The prayer of general relief is sufficient. It is said in substance, however, that the bill does not show the orator ready and willing, nor that he offers, to perform. But since a case for specific performance has been made out in other respects, a court of equity will hesitate to deny such relief without an opportunity to the orator to move for leave to amend his bill.

In the event of such relief being granted, we do not understand that damages are here sought by the orator in addition thereto. Whether in case he does not avail himself of specific performance any claim he may have for damages or for money expended may be here enforced by way of a lien on the property or otherwise, is a question on which we give no intimation.

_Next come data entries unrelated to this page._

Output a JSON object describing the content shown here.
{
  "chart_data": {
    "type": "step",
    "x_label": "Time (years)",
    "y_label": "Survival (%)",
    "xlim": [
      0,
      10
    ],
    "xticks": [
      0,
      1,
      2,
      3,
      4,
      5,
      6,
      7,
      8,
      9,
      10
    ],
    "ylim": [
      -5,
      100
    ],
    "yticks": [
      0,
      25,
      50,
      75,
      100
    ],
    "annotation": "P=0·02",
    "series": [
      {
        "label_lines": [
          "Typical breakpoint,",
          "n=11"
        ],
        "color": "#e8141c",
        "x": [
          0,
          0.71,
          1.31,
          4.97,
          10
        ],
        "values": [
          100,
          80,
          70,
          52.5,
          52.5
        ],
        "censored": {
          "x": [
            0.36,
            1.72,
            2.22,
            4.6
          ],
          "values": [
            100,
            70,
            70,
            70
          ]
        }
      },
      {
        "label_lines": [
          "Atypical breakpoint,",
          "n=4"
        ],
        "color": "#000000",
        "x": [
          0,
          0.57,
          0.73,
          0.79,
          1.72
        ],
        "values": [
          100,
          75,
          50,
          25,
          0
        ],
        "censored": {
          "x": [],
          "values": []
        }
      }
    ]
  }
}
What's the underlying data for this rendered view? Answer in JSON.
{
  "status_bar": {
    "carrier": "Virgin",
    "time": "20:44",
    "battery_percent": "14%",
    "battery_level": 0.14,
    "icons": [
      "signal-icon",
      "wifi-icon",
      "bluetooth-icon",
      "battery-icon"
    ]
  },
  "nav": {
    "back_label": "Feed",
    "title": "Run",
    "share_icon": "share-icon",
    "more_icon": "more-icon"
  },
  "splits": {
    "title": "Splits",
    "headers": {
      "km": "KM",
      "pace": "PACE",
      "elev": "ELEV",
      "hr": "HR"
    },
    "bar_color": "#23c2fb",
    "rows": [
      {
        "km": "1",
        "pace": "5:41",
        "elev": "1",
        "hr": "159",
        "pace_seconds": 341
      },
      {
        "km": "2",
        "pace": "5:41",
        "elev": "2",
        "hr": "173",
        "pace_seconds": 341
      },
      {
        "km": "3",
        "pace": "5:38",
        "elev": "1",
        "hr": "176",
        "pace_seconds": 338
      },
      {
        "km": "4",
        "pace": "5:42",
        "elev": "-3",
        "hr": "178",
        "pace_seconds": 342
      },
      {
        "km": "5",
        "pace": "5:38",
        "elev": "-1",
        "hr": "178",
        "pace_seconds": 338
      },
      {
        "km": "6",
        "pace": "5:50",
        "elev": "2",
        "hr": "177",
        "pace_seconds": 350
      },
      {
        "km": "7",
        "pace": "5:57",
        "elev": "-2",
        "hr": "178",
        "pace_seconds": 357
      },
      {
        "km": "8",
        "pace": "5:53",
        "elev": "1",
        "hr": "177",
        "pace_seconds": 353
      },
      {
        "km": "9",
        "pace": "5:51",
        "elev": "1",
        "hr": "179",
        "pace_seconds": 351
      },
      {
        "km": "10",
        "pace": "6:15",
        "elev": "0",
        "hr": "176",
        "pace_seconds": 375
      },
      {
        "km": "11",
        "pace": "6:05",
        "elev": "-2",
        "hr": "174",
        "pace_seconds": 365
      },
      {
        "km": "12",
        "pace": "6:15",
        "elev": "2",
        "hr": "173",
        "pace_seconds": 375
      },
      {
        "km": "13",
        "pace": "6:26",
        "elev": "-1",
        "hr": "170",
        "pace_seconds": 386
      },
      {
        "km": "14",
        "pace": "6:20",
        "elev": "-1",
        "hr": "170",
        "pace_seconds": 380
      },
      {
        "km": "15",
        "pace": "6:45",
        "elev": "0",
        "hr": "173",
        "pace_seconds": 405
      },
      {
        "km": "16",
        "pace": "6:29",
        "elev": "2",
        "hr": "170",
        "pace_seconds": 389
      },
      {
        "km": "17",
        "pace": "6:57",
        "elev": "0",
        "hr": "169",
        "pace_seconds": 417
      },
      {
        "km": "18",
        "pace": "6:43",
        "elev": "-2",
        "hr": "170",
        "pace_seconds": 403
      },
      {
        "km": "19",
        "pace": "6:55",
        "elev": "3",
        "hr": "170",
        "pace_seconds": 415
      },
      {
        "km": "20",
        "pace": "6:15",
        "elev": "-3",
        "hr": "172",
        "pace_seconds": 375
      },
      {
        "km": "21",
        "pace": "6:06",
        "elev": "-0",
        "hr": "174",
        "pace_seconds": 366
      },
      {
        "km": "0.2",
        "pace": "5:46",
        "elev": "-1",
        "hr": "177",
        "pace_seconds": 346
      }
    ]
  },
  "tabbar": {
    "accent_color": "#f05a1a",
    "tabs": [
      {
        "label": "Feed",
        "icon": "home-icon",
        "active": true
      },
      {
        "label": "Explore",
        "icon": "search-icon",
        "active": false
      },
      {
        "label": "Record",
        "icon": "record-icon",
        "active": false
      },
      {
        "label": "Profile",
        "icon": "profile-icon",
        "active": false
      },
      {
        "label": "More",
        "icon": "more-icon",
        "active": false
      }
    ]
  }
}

It sufficiently appears without further discussion that as far as the temporary injunction relates to the land in question it was properly issued to protect the orator’s equitable rights, in the premises; and with such modifications as may be necessary to the carrying out of the decree it should be made perpetual. Provided that if the orator fails to perform within the time limited, then the injunction should be dissolved for his failure to perfect his title, under the decree.

To the extent that the injunction relates to other land, if at all, it was wrongfully issued and should be dissolved. Regarding such land the case will be proceeded with on the question of injunction damages if any are claimed.

The defendant Huntley has no interest in the matters here litigated, he being made a party to the suit only for purposes of the injunction.

Decree reversed and cause remanded with mandate. Let the costs below be there determined.